Hamburg - 02.12.2022

Kämpfen können, um nicht kämpfen zu müssen – altes Motto brandaktuell?!

Generalinspekteur Eberhard Zorn

Eberhard Zorn ist Generalinspekteur der Bundeswehr. Er trat im Jahr 1978 an der Artillerieschule Idar-Oberstein in die Bundeswehr ein und studierte Wirtschafts- und Organisationswissenschaften an der Hochschule der Bundeswehr in Hamburg. Vor seiner Ernennung zum Generalinspekteur war er unter anderem Leiter der Abteilung Personal (2017 bis 2018) und Leiter der Abteilung Führung Streitkräfte (2015 bis 2017) im Bundesministerium der Verteidigung sowie Kommandeur der Division Schnelle Kräfte (2014 bis 2015) in Stadtallendorf.

Der russische Angriff auf die Ukraine mit seinen verheerenden lokalen und globalen Folgen wird zu Recht als „Zeitenwende“ bezeichnet. In militärischer Terminologie entspricht dies einer „grundlegenden Lageänderung“: Nach den durch Auslandseinsätze geprägten zurückliegenden 20 Jahren erfordert Landes- und Bündnisverteidigung als Kernauftrag der Bundeswehr die Wiederherstellung ihrer vollen Einsatzbereitschaft in allen Bereichen – unter besonderer Berücksichtigung des Einsatzwertes, der vermeintlich weiche Faktoren einschließt.

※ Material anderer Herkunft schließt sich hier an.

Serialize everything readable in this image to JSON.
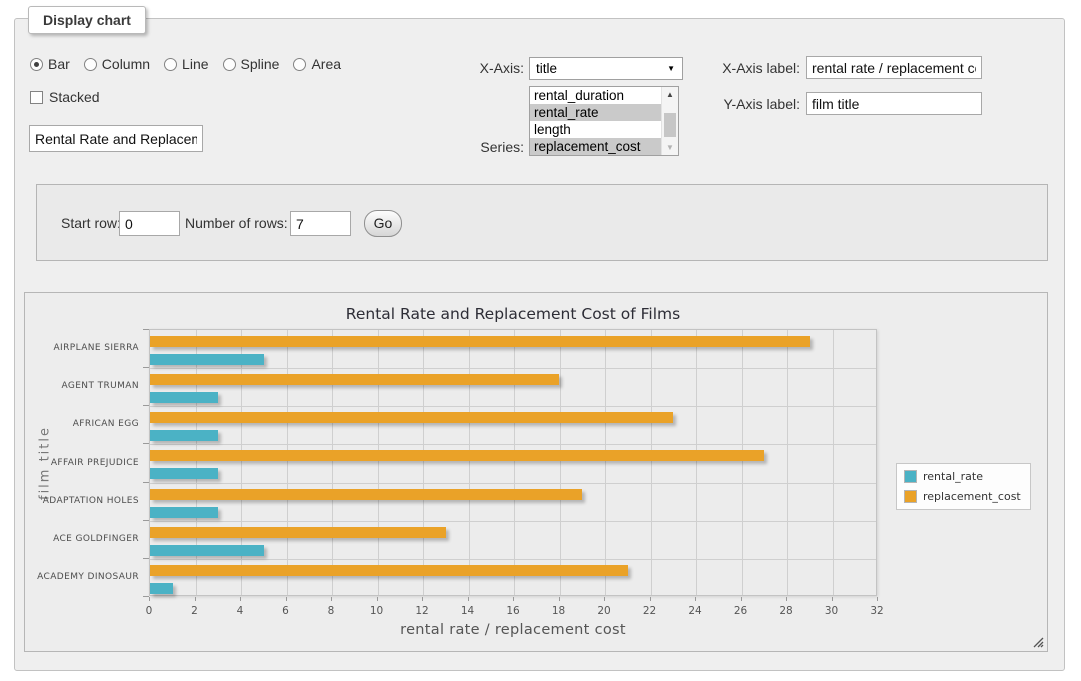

Schon in der Zeit des Kalten Kriegs waren der innere Zustand und die Moral entscheidend für die Glaubwürdigkeit der Abschreckung. Die Innere Führung wurde auf Grundlage der Erkenntnis konzipiert, dass höchste militärische Schlagkraft gerade durch konsequente Bindung der Streitkräfte an die freiheitlich demokratische Grundordnung sowie durch die Ausrichtung des moralischen Kompasses an Rechtsordnung und Menschenbild des Grundgesetzes erzielt wird.

Vor dem Hintergrund der russischen Kriegsführung und des erfolgreichen Verteidigungskampfs der Ukraine zeigt sich mit aller Deutlichkeit der Wert dieser am „Dienen wofür“ orientierten Organisations- und Führungsphilosophie. Ihre Weiterentwicklung beinhaltet zugleich eine Rückbesinnung auf Kernkriterien wie Praxisnähe und Verständlichkeit, Führen durch Vertrauen und Vorbildhaftigkeit sowie die Bedeutung soldatischer Erziehung.

Unter anderem die bewusste Auseinandersetzung mit den Härten des Dienstes, ein umfassender Persönlichkeitsbildungsansatz zur Erhöhung der Handlungssicherheit und Resilienz, entsprechende sanitätsdienstliche und seelsorgerische Betreuung sowie ein starker gesellschaftlicher Rückhalt bilden Voraussetzungen glaubwürdiger Konfliktfähigkeit und Wehrhaftigkeit. „Kämpfen können und wollen, um nicht kämpfen zu müssen“: Der abgewandelte Leitspruch aus dem Kalten Krieg bringt das Festhalten an Bewährtem bei gleichzeitiger Neujustierung zum Ausdruck.